Hint: As you have noticed that $$\sum _{i=0}^n\frac{1}{i!(i-j)!(n-i)!(n-i-k)!},$$ that's perfect. Now, group them to form two binomials. For the first one, multiply and divide by $n!$. You should get something like a Vandermonde identity.

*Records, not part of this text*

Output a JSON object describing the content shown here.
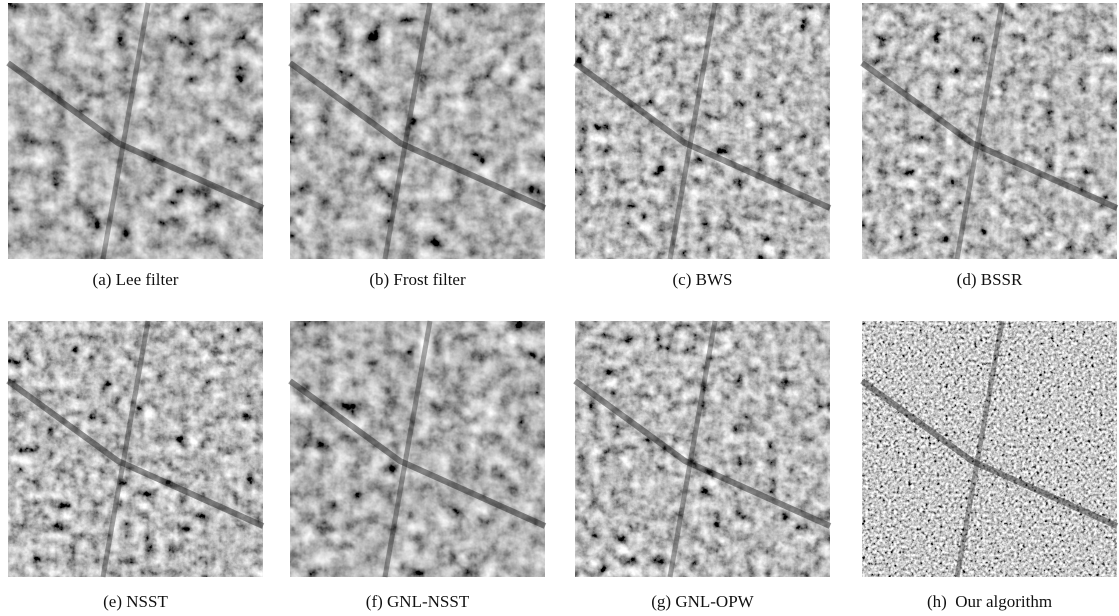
{
  "figure": {
    "panels": [
      {
        "caption": "(a) Lee filter"
      },
      {
        "caption": "(b) Frost filter"
      },
      {
        "caption": "(c) BWS"
      },
      {
        "caption": "(d) BSSR"
      },
      {
        "caption": "(e) NSST"
      },
      {
        "caption": "(f) GNL-NSST"
      },
      {
        "caption": "(g) GNL-OPW"
      },
      {
        "caption": "(h)  Our algorithm"
      }
    ]
  }
}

• This was perfect. Multiplied top and bottom of the sum by $(n-j)!(n-k)!$, using Vandermonde convolution left me with $\frac{1}{(n-j)!(n-k)!} \binom{2n-j-k}{n}$, which was exactly what I needed. Thank you so much. – dkbruce Sep 14 '17 at 3:10
• You are welcome. – Phicar Sep 14 '17 at 3:39

Showing some of the algebra by way of enrichment. We treat the case where $j,k\ge 0.$ The identity then becomes

$$\sum_{n\ge j+k} \frac{(2n-j-k)!}{(n-j)! (n-k)! (n-j-k)! n!} x^n = \sum_{n\ge j} \frac{1}{n!(n-j)!} x^n \sum_{n\ge k} \frac{1}{n!(n-k)!} x^n$$

or alternatively

$$\sum_{n\ge 0} \frac{(2n+j+k)!}{(n+k)! (n+j)! n! (n+j+k)!} x^{n+j+k} = \sum_{n\ge 0} \frac{1}{(n+j)!n!} x^{n+j} \sum_{n\ge 0} \frac{1}{(n+k)!n!} x^{n+k}$$

which is

$$\sum_{n\ge 0} \frac{(2n+j+k)!}{(n+k)! (n+j)! n! (n+j+k)!} x^{n} = \sum_{n\ge 0} \frac{1}{(n+j)!n!} x^{n} \sum_{n\ge 0} \frac{1}{(n+k)!n!} x^{n}$$

Hence we have to show that

$$\sum_{q=0}^n \frac{1}{(q+j)! q!} \frac{1}{(n-q+k)! (n-q)!} = \frac{(2n+j+k)!}{(n+k)! (n+j)! n! (n+j+k)!}.$$

Multiply by $n! (n+j+k)!$ to get

$$\sum_{q=0}^n {n\choose q} {n+j+k\choose n-q+k} = {2n+j+k\choose n+k}.$$

We get on the left

$$\sum_{q=0}^n {n\choose q} [z^{n-q+k}] (1+z)^{n+j+k} = [z^{n+k}] (1+z)^{n+j+k} \sum_{q=0}^n {n\choose q} z^q \\ = [z^{n+k}] (1+z)^{n+j+k} (1+z)^n \\ = [z^{n+k}] (1+z)^{2n+j+k} = {2n+j+k\choose n+k}$$

which is the claim.